Sovereignty cannot be used as a defence for acts that are unlawful and
unjust. Advocates for migrant rights should seek to ensure that the
primary starting point of the national migration regime is the rights
of migrants rather than the interests of States. This has become even
more of a necessity as many politicians and policymakers are
increasingly influenced by a perception that a hard line on migrants
would boost their popularity with the electorate. Migrants are made
easy targets; the political currents, it is thought, can be ignited
more by narrow local-regional sentiments and preoccupations about the
perceived threats that they pose to the identity and security of the
state.
Most migration management policies and pronouncements today are getting
to be discriminatory. Governments encourage selected migration in white
collar work while officially discouraging the migration of the poor and
marginal people. The Delhi government that publicly states the absolute
necessity to exclude irregular Bangladeshi migrants from its territory,
is prepared to tolerate the existence and even the growth of informal
labour markets for the purpose of preparing for the Commonwealth Games
or the Delhi Metro project which rely largely on the labour of
unregulated migrants.
If a regime of “migration management” is to be effective, not only must
it be credible to the States, it must be credible to the migrants. We
never hear of the participation of organisations of migrant workers,
individual migrants and their groups in the making of their laws and
policies. To achieve their participation and to respect their presence,
we must halt the rise in forms of physical and mental abuse and
violence at any stage of their living and working.

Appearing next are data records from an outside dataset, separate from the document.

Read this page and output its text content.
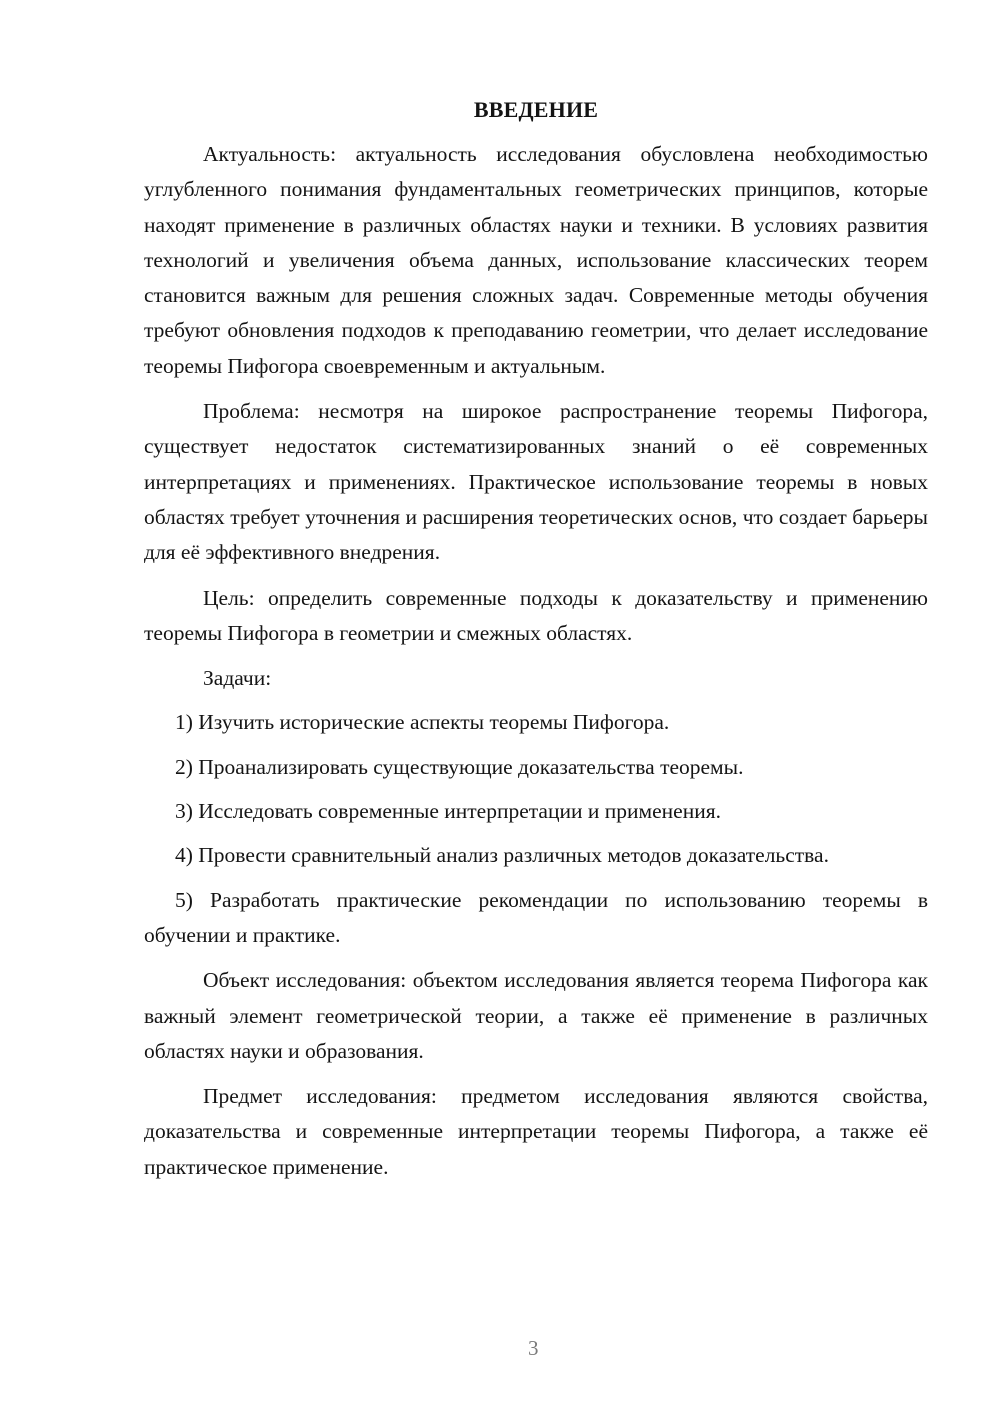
ВВЕДЕНИЕ

Актуальность: актуальность исследования обусловлена необходимостью углубленного понимания фундаментальных геометрических принципов, которые находят применение в различных областях науки и техники. В условиях развития технологий и увеличения объема данных, использование классических теорем становится важным для решения сложных задач. Современные методы обучения требуют обновления подходов к преподаванию геометрии, что делает исследование теоремы Пифогора своевременным и актуальным.

Проблема: несмотря на широкое распространение теоремы Пифогора, существует недостаток систематизированных знаний о её современных интерпретациях и применениях. Практическое использование теоремы в новых областях требует уточнения и расширения теоретических основ, что создает барьеры для её эффективного внедрения.

Цель: определить современные подходы к доказательству и применению теоремы Пифогора в геометрии и смежных областях.

Задачи:

1) Изучить исторические аспекты теоремы Пифогора.

2) Проанализировать существующие доказательства теоремы.

3) Исследовать современные интерпретации и применения.

4) Провести сравнительный анализ различных методов доказательства.

5) Разработать практические рекомендации по использованию теоремы в обучении и практике.

Объект исследования: объектом исследования является теорема Пифогора как важный элемент геометрической теории, а также её применение в различных областях науки и образования.

Предмет исследования: предметом исследования являются свойства, доказательства и современные интерпретации теоремы Пифогора, а также её практическое применение.

3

In the context of Maharashtra and Manipur, it is regrettable that the
debate on migration and migrant workers continues to be framed in the
immediate political contexts, with little or no focus on the rights of
migrants. On the contrary, the ‘horror,’ ‘fear’ and ‘violence,’ coupled
with the statements of political leaders and political parties, have
dominated the discussion of migration issues amongst decision-makers
and the public. There has been a tendency in public debates to treat
migrants either as victims or as criminals. Portraying them as
criminals or terrorists or parasites, or as being parochial, encourages
a climate in which abuses against them are simplified, passed up or
even condoned. Strategies are needed against the attacks and the new
conservatism. The migrants’ capacity to organise, to adapt and to find
ways out of bad situations must be recognised.
Migrants cannot put in place an exit strategy before embarking on their
journey. So we must focus on those migrants who are most at risk. The
voices of some courageous individuals and groups who speak out for
migrants’ rights must not be silenced as we have been witnessing almost
regularly in the slums of different cities.
Non-state actors, including private companies and individuals,
millionaires and billionaires, contractors and builders, have a big
impact on the lives and human dignity of migrants, although the primary
duty to protect the migrants remains with the States. Migrants are part
of the solution, not the problem itself.
(Mukul Sharma is the Director of Amnesty International in India.)